This time I thought I might lighten up a little and have a look at some of the concepts involved when designing a complete aircraft.
Many years ago during the WWII era, an old time aircraft design engineer, Mr C. W. Miller, was doodling on his designer’s pad one day and came up with a classic cartoon titled ‘Dream Airplanes’. Although now somewhat dated in detail, the underlying concepts remain sound. This cartoon has been reproduced, published and altered many times over the intervening years, this is my variant:
In an aircraft factory environment the design of an aircraft is usually shared between many specialist groups involving engineers with expertise in different aspects of the design process. The reality is that the design of an aircraft is a very complex process and it is only human to believe that the most important part of the design is the bit that their group is responsible for. This, of course, means that all of the problems in the design are caused by the less important design groups – naturally!
A complete aircraft is a compromise of competing ideals. If each department or group involved in the process had its own way we could end up with an aircraft looking like one in the cartoon. Clearly the group designing the fuselage want a big box shaped fuselage – much easier to fit things in. The drafting group like to draw only straight lines, the stressing group would like to build it using steel ‘I’ beams, etc etc . . .What more can I say! Obviously, in the real world the competing requirements need to be balanced carefully and, in the end, no one design group can be allowed to prevail – all must meet their individual requirements, but not at the expense of the others.

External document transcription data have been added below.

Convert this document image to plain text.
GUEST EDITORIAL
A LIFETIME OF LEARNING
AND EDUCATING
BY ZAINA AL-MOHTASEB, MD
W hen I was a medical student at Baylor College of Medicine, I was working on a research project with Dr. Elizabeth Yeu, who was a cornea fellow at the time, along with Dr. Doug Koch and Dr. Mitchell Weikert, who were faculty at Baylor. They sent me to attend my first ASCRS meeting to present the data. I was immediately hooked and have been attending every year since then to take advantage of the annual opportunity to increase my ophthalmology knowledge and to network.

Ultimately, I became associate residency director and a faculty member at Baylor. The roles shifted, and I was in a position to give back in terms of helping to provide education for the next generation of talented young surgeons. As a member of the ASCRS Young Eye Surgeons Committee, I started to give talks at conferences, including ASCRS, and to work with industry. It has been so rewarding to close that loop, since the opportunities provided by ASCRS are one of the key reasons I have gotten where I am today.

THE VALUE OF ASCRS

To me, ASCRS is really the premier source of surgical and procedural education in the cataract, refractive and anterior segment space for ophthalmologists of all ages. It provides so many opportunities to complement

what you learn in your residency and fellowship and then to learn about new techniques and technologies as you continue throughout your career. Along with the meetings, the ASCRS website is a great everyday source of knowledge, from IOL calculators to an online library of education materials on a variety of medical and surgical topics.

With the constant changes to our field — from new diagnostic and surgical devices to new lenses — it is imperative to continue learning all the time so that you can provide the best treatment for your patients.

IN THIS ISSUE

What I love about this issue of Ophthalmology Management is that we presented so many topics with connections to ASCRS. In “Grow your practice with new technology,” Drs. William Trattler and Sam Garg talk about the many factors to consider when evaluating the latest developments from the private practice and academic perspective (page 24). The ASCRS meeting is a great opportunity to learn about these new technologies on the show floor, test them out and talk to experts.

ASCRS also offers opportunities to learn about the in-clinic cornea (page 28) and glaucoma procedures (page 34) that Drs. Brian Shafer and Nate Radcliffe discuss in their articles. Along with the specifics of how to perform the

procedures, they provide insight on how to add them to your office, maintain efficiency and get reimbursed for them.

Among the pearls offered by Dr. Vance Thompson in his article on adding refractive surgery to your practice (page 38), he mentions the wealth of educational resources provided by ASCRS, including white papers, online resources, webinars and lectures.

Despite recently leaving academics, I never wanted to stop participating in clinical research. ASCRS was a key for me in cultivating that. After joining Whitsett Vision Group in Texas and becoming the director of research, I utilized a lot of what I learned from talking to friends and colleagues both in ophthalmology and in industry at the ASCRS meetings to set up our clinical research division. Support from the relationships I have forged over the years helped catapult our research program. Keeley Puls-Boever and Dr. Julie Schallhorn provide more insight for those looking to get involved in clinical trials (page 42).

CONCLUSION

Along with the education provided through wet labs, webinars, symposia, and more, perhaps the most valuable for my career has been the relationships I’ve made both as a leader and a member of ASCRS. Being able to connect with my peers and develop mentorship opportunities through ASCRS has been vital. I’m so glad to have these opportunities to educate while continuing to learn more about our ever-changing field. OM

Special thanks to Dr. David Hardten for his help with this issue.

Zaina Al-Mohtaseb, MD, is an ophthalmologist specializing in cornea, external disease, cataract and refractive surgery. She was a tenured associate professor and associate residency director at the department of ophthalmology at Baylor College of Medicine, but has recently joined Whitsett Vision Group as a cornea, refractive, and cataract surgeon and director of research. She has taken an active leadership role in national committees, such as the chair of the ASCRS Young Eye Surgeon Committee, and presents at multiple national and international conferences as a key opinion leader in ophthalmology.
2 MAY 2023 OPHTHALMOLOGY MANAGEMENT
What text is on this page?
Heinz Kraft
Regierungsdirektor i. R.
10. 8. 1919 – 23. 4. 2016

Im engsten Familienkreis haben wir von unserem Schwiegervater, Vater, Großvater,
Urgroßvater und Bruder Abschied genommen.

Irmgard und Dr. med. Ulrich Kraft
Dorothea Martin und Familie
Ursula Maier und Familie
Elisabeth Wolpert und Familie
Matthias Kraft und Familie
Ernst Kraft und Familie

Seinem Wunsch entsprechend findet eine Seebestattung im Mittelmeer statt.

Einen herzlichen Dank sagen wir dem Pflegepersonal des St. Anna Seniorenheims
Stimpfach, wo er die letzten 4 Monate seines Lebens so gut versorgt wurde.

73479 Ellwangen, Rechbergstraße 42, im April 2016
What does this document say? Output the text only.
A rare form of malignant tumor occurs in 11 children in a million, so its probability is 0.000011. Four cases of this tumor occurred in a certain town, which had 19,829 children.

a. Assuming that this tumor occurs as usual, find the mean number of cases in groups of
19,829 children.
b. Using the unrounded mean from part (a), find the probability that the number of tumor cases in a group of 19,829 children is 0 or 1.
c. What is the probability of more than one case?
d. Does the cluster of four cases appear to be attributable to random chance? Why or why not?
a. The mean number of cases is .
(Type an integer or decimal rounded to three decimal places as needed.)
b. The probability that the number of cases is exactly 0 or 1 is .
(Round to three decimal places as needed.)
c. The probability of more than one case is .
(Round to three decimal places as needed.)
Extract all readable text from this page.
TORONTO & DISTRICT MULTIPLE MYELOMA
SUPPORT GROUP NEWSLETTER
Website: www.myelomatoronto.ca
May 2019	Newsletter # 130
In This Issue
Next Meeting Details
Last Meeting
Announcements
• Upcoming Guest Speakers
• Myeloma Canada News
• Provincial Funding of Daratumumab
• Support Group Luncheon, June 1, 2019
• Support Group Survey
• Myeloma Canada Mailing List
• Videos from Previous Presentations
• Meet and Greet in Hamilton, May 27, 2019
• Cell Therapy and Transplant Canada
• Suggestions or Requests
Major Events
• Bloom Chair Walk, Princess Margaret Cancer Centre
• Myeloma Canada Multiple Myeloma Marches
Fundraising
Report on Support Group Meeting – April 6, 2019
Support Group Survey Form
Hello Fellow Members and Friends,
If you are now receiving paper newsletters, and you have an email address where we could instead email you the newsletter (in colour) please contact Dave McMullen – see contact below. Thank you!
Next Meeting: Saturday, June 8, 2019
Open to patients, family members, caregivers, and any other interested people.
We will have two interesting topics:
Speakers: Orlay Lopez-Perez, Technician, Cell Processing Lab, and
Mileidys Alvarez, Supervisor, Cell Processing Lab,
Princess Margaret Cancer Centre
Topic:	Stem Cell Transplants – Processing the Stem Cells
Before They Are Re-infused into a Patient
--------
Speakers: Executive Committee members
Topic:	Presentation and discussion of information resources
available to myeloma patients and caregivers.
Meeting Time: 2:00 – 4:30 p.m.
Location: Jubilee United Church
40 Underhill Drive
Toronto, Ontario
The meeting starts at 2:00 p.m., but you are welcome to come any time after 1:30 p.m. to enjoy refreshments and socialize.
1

It may seem silly but there are real life examples of some of these extremes. Probably the most notable example would be the Gee Bee Racer of the early 1930s. This was an aircraft designed and built for one purpose – to win air races. It had an extraordinarily large engine with a tiny wing and was one of the most controversial aircraft ever built. It was commonly known as the ‘killer plane’, 22 were built and, as far as I can determine, they all eventually crashed. You could say that the Gee Bee was probably designed by the ‘power plant group’ as engine power seems to be the predominant criteria of its design, however the ‘weight control group’ seems to have been consulted as look where they had to put the pilot to balance out the weight of the engine – in the fin!
For sure, some of the engineering groups in the cartoon would have difficulty accepting the compromise forced by other groups but compromise is necessary if the aircraft is ever to fly.
Today, in Australia at least, the majority of general aviation aircraft design is carried out by independent CAR 35 design engineers quite removed from an aircraft factory environment. Consequently they tend to act for all of the design groups, a bit like a veterinary surgeon who has to treat all types of animals for all types of complaints! I guess that has its advantages though – at least they get to see and consider all sides of the design compromise.
Unfortunately we will never have an aircraft that does everything that every operator wants: the desires and the reality are often just too far apart. New technology in avionics, electrical and radio see us constantly refitting our aircraft with the latest gadgets and that is an ongoing challenge.
But also beware the design engineer’s own private projects as he strives for perfection. As my wife will attest, there is extreme danger when leaving anything remotely aviation looking lying around in the hangar. Yes, it will often end up disassembled, redesigned and maybe, if you are lucky, eventually rebuilt. Engineers love projects and everything stationary has the potential to be one. She will also tell you that when engineers tell you they own an aircraft, what they really mean is they own a bunch of aircraft components. She insists that these should merely be viewed as ‘bits’, as unless they are fully assembled into an aircraft they do not constitute one!
So next time you take a look at your aircraft think about the time that went into the design process. Which engineering group dominated the design of your aircraft? Did one group dominate? I guess in the end, is it really safe to fly? That is the real question.